Around the turn of the 19th century, a black preacher from New Hampshire named Thomas Paul founded and led a congregation of the African Baptist Church. The first meetings took place in Faneuil Hall - Boston's public meeting hall where Patriots of the American Revolution held their meetings. There is a surviving account of a baptism of "nine negroes" on May 26, 1805, at which Paul and his brother Benjamin led the parishioners to the water, preached a sermon, prayers spoke and sang while a large crowd looked on.

In 1805, Paul's congregation bought land in the West End from Boston, where most of the city's blacks lived (a neighborhood now known as the North Slope of Beacon Hill ). A new $77,000 brick building was built with funds from blacks and whites, with construction almost exclusively being done by blacks. The building had three floors, was 12 × 15 meters, and contained 72 pews. The church was consecrated on December 6, 1806 and Paul was installed as pastor. He remained in this post until 1829.

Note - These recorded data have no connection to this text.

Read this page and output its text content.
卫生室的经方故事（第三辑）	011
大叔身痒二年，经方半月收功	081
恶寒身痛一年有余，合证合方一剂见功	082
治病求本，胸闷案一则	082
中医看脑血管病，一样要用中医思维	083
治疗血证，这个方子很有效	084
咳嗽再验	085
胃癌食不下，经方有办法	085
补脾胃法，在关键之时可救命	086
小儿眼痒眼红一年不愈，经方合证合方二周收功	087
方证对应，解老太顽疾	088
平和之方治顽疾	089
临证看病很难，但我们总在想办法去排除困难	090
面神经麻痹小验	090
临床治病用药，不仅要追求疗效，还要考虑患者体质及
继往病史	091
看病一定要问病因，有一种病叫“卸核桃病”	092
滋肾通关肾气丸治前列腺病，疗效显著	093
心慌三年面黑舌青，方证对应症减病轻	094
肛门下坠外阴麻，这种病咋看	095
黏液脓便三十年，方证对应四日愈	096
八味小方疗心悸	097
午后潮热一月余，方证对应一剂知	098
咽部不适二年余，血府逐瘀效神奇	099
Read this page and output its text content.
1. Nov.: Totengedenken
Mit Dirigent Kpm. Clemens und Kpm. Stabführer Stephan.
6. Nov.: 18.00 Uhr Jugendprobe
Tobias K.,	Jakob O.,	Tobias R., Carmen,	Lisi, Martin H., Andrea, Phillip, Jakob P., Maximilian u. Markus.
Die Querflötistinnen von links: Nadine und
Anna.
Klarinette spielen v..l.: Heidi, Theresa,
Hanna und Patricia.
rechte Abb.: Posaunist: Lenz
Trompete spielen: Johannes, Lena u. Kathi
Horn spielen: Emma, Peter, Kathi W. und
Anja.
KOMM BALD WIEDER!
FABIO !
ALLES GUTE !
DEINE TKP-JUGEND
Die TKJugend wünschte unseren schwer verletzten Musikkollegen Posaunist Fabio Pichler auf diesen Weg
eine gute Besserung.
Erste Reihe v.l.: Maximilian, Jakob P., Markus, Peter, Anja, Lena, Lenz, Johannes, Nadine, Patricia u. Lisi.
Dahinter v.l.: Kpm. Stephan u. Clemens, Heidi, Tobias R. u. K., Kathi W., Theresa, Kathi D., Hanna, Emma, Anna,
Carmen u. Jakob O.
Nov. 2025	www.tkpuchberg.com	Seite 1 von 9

Because two motions - one (1787) to the Massachusetts legislature and the other (1798) to the City of Boston - had been turned down to separate schools for blacks (they had "received no benefit from the free schools"), the new church (known as the African Meeting House) also served for a time as a school for Bostons African American children. The classroom was set up in the church's basement sacristy.

The school that met there was the privately funded African school. It was originally in a house on the corner of George and May streets in the black community organized , but it wasn't very successful until it moved to the African meeting house. The school remained in the meeting house until 1835 when it moved to a new building and became Smith Elementary and High School . Owned by the city, the school had an endowment of Abiel Smith, a wealthy Boston businessman who was an early advocate of black youth education.

The Black Faneuil Hall

The African meeting house served more than just a place of worship and school. The abolitionist publisher William Lloyd Garrison founded the New England Anti-Slavery Society on January 6, 1832 at the Meeting House. As was Faneuil Hall for the meetings held there in protest against British tyranny before the revolution described as "the cradle of freedom" , the African The meeting house was closed because of the meetings held there in protest against the slavery Called Black Faneuil Hall . The The 54th Regiment of the Massachusetts Volunteer Infantry , the first black regiment of the American Civil War , was recruited there in 1863 by an African-American abolitionist Frederick Douglass .

The African Meeting House also served as a focal point for Boston's black community. As historian George Levesque noted,

Late 19th century to present

By the late 19th century, Boston's African American community had moved from the West End to the South End and Roxbury, and that African Meeting House was sold to a Jewish community who named it Synagogue used . In 1905, on Garrison's 100th birthday, a memorial service was held for him in the building.

The original church records for the African Meeting House were destroyed by fire in the early 1900s. Nonetheless, the Museum of African American History acquired the building in 1972 and subsequently restored it in 1855. Today, the African Meeting House is a ward of the museum Black Heritage Trail, a walking tour of Boston highlighting the history of the city's African American community. along with the The Abiel Smith School , the African Meeting House, was declared a National Historic Site in 1974.